DATA of the manuscript 'Modelling Desiccation-Induced Crack Porosity using a VG-based Shrinkage Model and Anisotropic Theory'

This data is exclusively for Catena's peer review process. The abstract of this manuscript is as follows: Clayey soil undergoes shrinkage during desiccation, resulting in a transfer of porosity from within the soil aggregates into cracks. These cracks detrimentally affect the mechanical properties of the soil and alter its hydraulic behaviors by providing preferential pathways for fluid or contaminants. Accurate modelling of desiccation cracks is an essential prerequisite for comprehending crack mechanisms and predicting water movement.
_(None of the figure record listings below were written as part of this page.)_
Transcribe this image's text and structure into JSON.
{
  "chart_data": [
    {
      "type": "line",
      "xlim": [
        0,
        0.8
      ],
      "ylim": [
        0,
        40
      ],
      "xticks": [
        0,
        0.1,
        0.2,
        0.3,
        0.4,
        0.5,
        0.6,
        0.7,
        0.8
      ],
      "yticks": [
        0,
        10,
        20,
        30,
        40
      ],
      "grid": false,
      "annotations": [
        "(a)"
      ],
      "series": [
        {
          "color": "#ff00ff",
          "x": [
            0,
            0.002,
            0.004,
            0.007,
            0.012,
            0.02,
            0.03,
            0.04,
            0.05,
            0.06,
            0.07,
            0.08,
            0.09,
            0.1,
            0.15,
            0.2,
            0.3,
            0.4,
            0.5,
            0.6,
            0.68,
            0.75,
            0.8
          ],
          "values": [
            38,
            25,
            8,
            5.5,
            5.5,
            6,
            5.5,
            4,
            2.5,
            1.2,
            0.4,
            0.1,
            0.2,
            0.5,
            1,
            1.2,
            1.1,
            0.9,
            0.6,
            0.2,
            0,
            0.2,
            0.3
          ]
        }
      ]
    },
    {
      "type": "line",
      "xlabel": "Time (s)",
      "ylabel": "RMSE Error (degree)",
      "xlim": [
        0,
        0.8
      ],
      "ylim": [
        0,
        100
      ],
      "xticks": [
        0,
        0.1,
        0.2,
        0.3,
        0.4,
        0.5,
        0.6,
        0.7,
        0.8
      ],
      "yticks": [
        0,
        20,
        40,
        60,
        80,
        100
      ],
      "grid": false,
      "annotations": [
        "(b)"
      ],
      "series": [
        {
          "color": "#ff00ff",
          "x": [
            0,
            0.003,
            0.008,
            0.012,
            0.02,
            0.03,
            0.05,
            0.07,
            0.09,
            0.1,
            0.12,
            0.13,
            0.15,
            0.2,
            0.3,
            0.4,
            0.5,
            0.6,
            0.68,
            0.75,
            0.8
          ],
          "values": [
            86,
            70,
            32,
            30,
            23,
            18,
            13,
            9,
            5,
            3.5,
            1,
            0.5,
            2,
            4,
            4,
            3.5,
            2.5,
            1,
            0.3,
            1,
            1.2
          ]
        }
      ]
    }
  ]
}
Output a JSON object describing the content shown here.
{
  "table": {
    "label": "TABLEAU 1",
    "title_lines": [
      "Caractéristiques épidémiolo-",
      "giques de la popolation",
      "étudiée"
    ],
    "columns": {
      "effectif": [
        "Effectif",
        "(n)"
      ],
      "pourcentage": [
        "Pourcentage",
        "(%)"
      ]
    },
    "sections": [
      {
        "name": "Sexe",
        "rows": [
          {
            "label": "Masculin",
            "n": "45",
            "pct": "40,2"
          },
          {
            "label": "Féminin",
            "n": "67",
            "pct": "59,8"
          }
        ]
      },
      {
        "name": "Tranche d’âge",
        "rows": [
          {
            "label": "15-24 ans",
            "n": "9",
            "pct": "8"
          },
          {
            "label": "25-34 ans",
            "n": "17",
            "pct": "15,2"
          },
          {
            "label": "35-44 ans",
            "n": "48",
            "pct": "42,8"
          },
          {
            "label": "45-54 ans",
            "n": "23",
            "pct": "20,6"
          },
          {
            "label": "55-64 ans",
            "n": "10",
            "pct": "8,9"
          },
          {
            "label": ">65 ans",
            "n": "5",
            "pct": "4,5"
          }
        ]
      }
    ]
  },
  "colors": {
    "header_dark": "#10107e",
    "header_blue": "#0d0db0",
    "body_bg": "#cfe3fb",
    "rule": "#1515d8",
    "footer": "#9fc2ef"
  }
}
However, existing volume-based models often neglect soil subsidence and shrinkage anisotropy. To address this limitation, we developed a model that predicts crack porosity as a function of soil water content that incorporates shrinkage anisotropy. This model was founded on a unified set of governing equations describing the porosities of the matrix, subsidence, and cracking domains. Matrix porosity was estimated using a modified normalized VG-Peng shrinkage model, while shrinkage anisotropy was characterized by a geometric factor (rs) modeled with a logistic function. After validating both sub-models, the integrated crack porosity model that incorporates VG-Peng model and shrinkage anisotropy model was verified. The unified model was tested on both undisturbed and remolded soils using ring-knife samples of 200 cm³ and 500 cm³. The normalized VG-Peng equation exhibited an excellent fit to all experimental data (R² and NSE > 0.95). The evolution of shrinkage anisotropy displayed three distinct phases: initial vertical subsidence, followed by predominant vertical with slight horizontal shrinkage, and finally horizontal cracking. The crack porosity model accurately predicted experimental data across different layer thicknesses using anisotropic shrinkage inputs from both ring-knife types. By integrating shrinkage anisotropy into a volume-based framework, our model achieves higher predictive accuracy than previous approaches.